Em passos cadenciados, cheguei à casa, que era um verdadeiro paraíso, onde habitaram nossos primeiros pais. Ao chegar à porteira da casa, visto por Vianna e Cupertino, foi um delírio! Vianna todo sorridente veio me receber à porteira dando-me um abraço que ainda sinto o seu contato. Cupertino recebeu-me sorridente e agradecendo o meu comparecimento ao seu convite. Estavam todos tocando em um belo terraço que tem a sua casa. Sentando-me em uma das cadeiras depois de ter cumprimentado a todos, agarrei de unhas e dentes um mavioso violão, que pousava em cima de uma cadeira, e assim fui fazendo um Mi menor com seus acordes, agradando a todos os componentes do conjunto. Faltava ali um cavaquinho, e tocando eu também este instrumento, Vianna trouxe-me um e entregou-me, eu então o afinando comecei manhosamente a dedilhar contentando mais ou menos a todos.

- Então Cupertino disse: Vamos a um choro?
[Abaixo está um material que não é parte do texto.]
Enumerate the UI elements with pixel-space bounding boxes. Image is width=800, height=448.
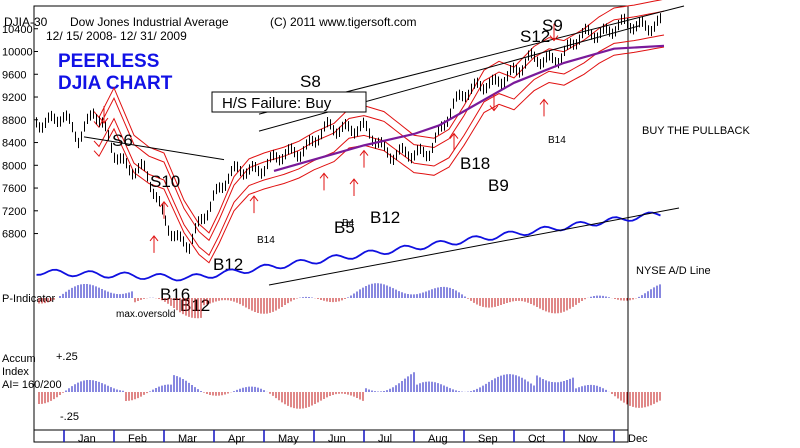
lower-panels <box>36 207 680 409</box>
month-label-jan: Jan <box>78 433 96 445</box>
y-tick-label: 8800 <box>2 115 26 127</box>
channel-mid <box>258 25 640 132</box>
signal-s9: S9 <box>542 16 563 35</box>
y-tick-label: 10400 <box>2 24 33 36</box>
ad-trendline <box>268 207 680 286</box>
signal-arrow-head <box>349 178 359 185</box>
y-tick-label: 9600 <box>2 69 26 81</box>
signal-arrow-head <box>249 195 259 202</box>
ad-line <box>36 211 661 282</box>
month-label-nov: Nov <box>578 433 598 445</box>
neckline <box>83 136 225 161</box>
month-label-sep: Sep <box>478 433 498 445</box>
accum-label-3: AI= 160/200 <box>2 379 62 391</box>
month-label-mar: Mar <box>178 433 197 445</box>
signal-s6: S6 <box>112 131 133 150</box>
band-upper <box>93 0 663 234</box>
accum-plus: +.25 <box>56 351 78 363</box>
signal-arrow-head <box>99 117 109 124</box>
price-layer <box>36 0 685 264</box>
hs-failure-box <box>211 91 367 113</box>
signal-b4: B4 <box>342 218 355 229</box>
signal-b12-mar: B12 <box>213 255 243 274</box>
signal-b12-jul: B12 <box>370 208 400 227</box>
band-upper-inner <box>93 10 665 242</box>
signal-arrow-head <box>159 200 169 208</box>
month-label-jul: Jul <box>378 433 392 445</box>
signal-s8: S8 <box>300 72 321 91</box>
moving-average-line <box>273 44 665 173</box>
signal-arrow-head <box>449 132 459 139</box>
signal-arrow-head <box>319 172 329 179</box>
y-tick-label: 8000 <box>2 160 26 172</box>
signals: S6 S10 S8 S12 S9 B12 B16 B12 B5 B4 B12 B… <box>112 16 566 315</box>
signal-b14-oct: B14 <box>548 135 566 146</box>
month-label-apr: Apr <box>228 433 245 445</box>
signal-b18: B18 <box>460 154 490 173</box>
nyse-ad-label: NYSE A/D Line <box>636 265 711 277</box>
month-label-dec: Dec <box>628 433 648 445</box>
month-label-may: May <box>278 433 299 445</box>
y-tick-label: 10000 <box>2 47 33 59</box>
y-tick-label: 9200 <box>2 92 26 104</box>
month-label-aug: Aug <box>428 433 448 445</box>
month-label-oct: Oct <box>528 433 545 445</box>
month-label-feb: Feb <box>128 433 147 445</box>
signal-b5: B5 <box>334 218 355 237</box>
signal-arrow-head <box>359 149 369 156</box>
month-label-jun: Jun <box>328 433 346 445</box>
y-tick-label: 7200 <box>2 206 26 218</box>
band-lower <box>93 46 665 264</box>
signal-arrow-head <box>149 235 159 242</box>
max-oversold-label: max.oversold <box>116 309 175 320</box>
buy-the-pullback-label: BUY THE PULLBACK <box>642 125 750 137</box>
chart-frame <box>33 5 629 443</box>
y-tick-label: 7600 <box>2 183 26 195</box>
signal-arrow-head <box>549 35 559 42</box>
accum-label-1: Accum <box>2 353 36 365</box>
accum-label-2: Index <box>2 366 29 378</box>
signal-arrow-head <box>489 105 499 112</box>
header-date-range: 12/ 15/ 2008- 12/ 31/ 2009 <box>46 29 187 43</box>
title-djia-chart: DJIA CHART <box>58 73 173 94</box>
y-tick-label: 8400 <box>2 138 26 150</box>
y-tick-label: 6800 <box>2 229 26 241</box>
p-indicator-label: P-Indicator <box>2 293 56 305</box>
header-name: Dow Jones Industrial Average <box>70 15 229 29</box>
signal-arrow-head <box>539 98 549 105</box>
signal-b9: B9 <box>488 176 509 195</box>
hs-failure-label: H/S Failure: Buy <box>222 95 332 112</box>
title-peerless: PEERLESS <box>58 51 159 72</box>
accum-minus: -.25 <box>60 411 79 423</box>
header-symbol: DJIA-30 <box>4 15 48 29</box>
y-axis-ticks: 6800 7200 7600 8000 8400 8800 9200 9600 10000 104… <box>2 24 38 241</box>
signal-s12: S12 <box>520 27 550 46</box>
signal-s10: S10 <box>150 172 180 191</box>
header-copyright: (C) 2011 www.tigersoft.com <box>270 15 417 29</box>
month-axis: Jan Feb Mar Apr May Jun Jul Aug Sep Oct Nov Dec <box>34 429 648 445</box>
signal-b14-apr: B14 <box>257 235 275 246</box>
E colocando a sua maviosa flauta aos lábios tocou uma belíssima polca de Callado, que eu felizmente, apesar dos anos passados, ainda me lembrava. Pois todos os chorões sabem que o cavaquinho é um instrumento que nestes choros é de uma necessidade de grande valor. E então o Professor Cupertino, desfiou o rosário, tocando Callado, Viriato, Silveira, Luizinho e outros grandes flautas antigos e modernos, que era uma delícia" (O Choro - Reminiscências dos chorões antigos - Rio de Janeiro, 1936 - Alexandre Gonçalves Pinto).


Fontes: Enciclopédia da Música Brasileira - Art Editora - São Paulo, 2000; O Choro - Reminiscências dos chorões antigos - Rio de Janeiro, 1936 - Alexandre Gonçalves Pinto.